"Nothing can dim the light which shines from within."
Essayist, poet, actress, director, activist, raconteur Maya Angelou died Wednesday at the age of 86. Her zest for life was legendary. She was a role model and mentor to generations of writers, students, and women.
The honors Dr. Angelou was awarded during her lifetime go on and on. Grammy winner and holder of the Presidential Medal of Freedom; Pulitzer and Tony award nominee. She received dozens of honorary degrees, including one from Mills College. Rollins College in Florida has a library named in her honor. Bill Clinton asked her to recite her poem "On the Pulse of Morning" at his1993 inauguration.
In a lighter mood, she endeared herself to a generation of Sesame Street viewers with her appearances in the 1990s, including this one.

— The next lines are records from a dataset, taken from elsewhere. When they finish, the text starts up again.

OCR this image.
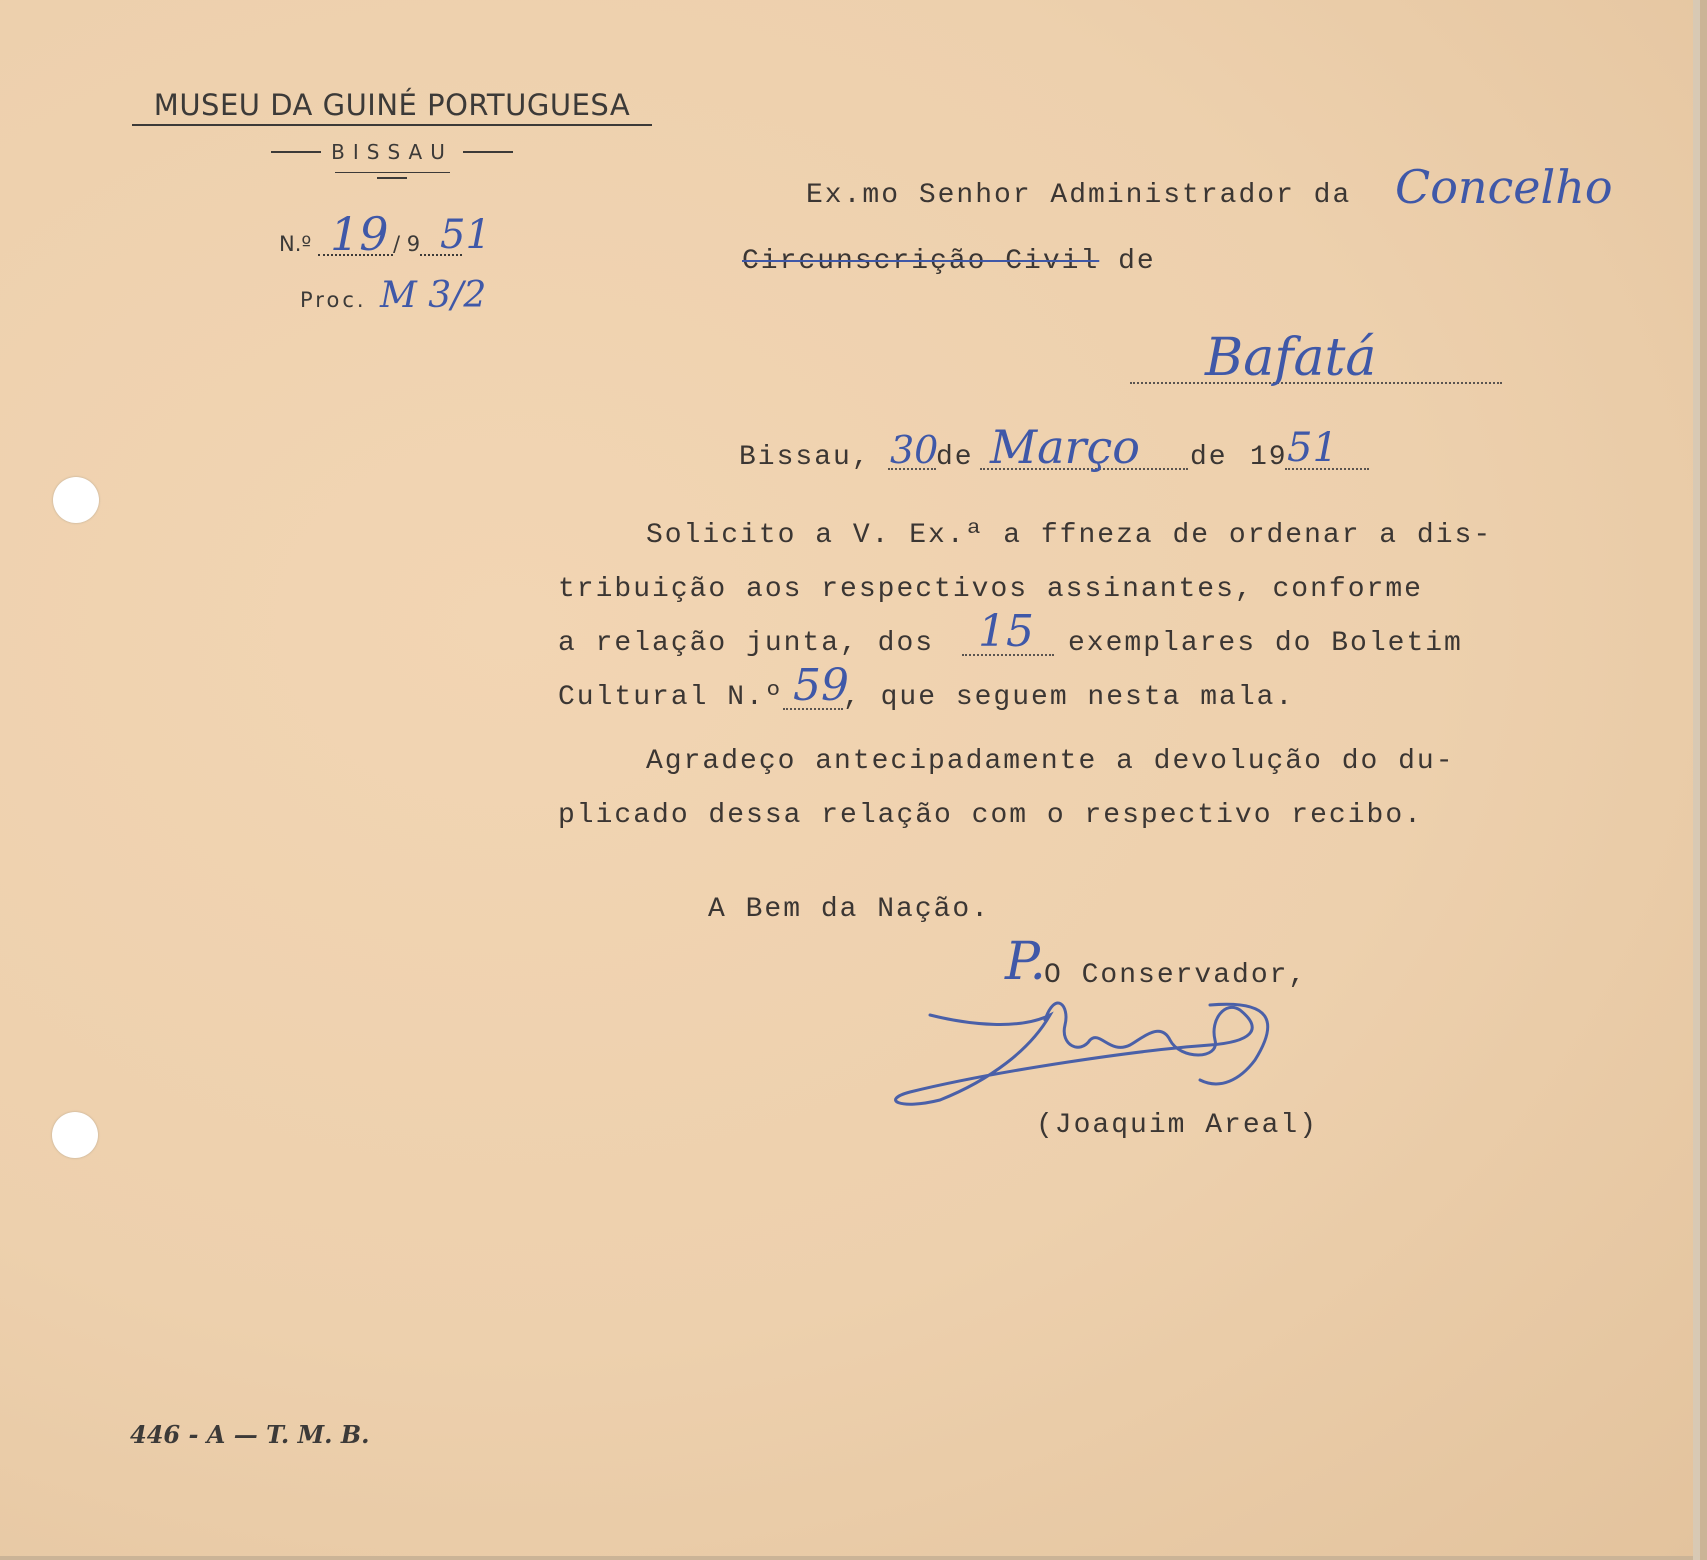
MUSEU DA GUINÉ PORTUGUESA
BISSAU
N.º	/ 9
19 51
Proc. M 3/2
Ex.mo Senhor Administrador da Concelho
Circunscrição Civil de
Bafatá
Bissau, 30
de Março de 19 51
Solicito a V. Ex.ª a ffneza de ordenar a dis-
tribuição aos respectivos assinantes, conforme
a relação junta, dos 15 exemplares do Boletim
Cultural N.º 59
, que seguem nesta mala.
Agradeço antecipadamente a devolução do du-
plicado dessa relação com o respectivo recibo.
A Bem da Nação.
P.
O Conservador,
(Joaquim Areal)
446 - A — T. M. B.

Our collections are full of resources by and about her for every interest and age. How do you find works by and about Maya Angelou at the library? The easiest way to find the most books -- and things that aren't books -- is to enter her name, "Maya Angelou," in the catalog search box. You'll get 220 entries -- probably more than you'd want but you can use the "refine by" filters on the left to narrow your choices.
Do you want to know more? Dr. Angelou can be found in online reference resources like those in Biography in Context and Literature Resource Center. And don't forget print resources. The Main Library's Black History Collection is rich with references to Maya Angelou and other African-American authors. The Magazine and Newspaper Room can help you find magazine articles by and about her. In June the Main Library is featuring a display on her life and work in one of our central display cases.
Miss Angelou tweeted her last tweet only four days before she died. She wrote, "Listen to yourself and in that quietude you might hear the voice of God."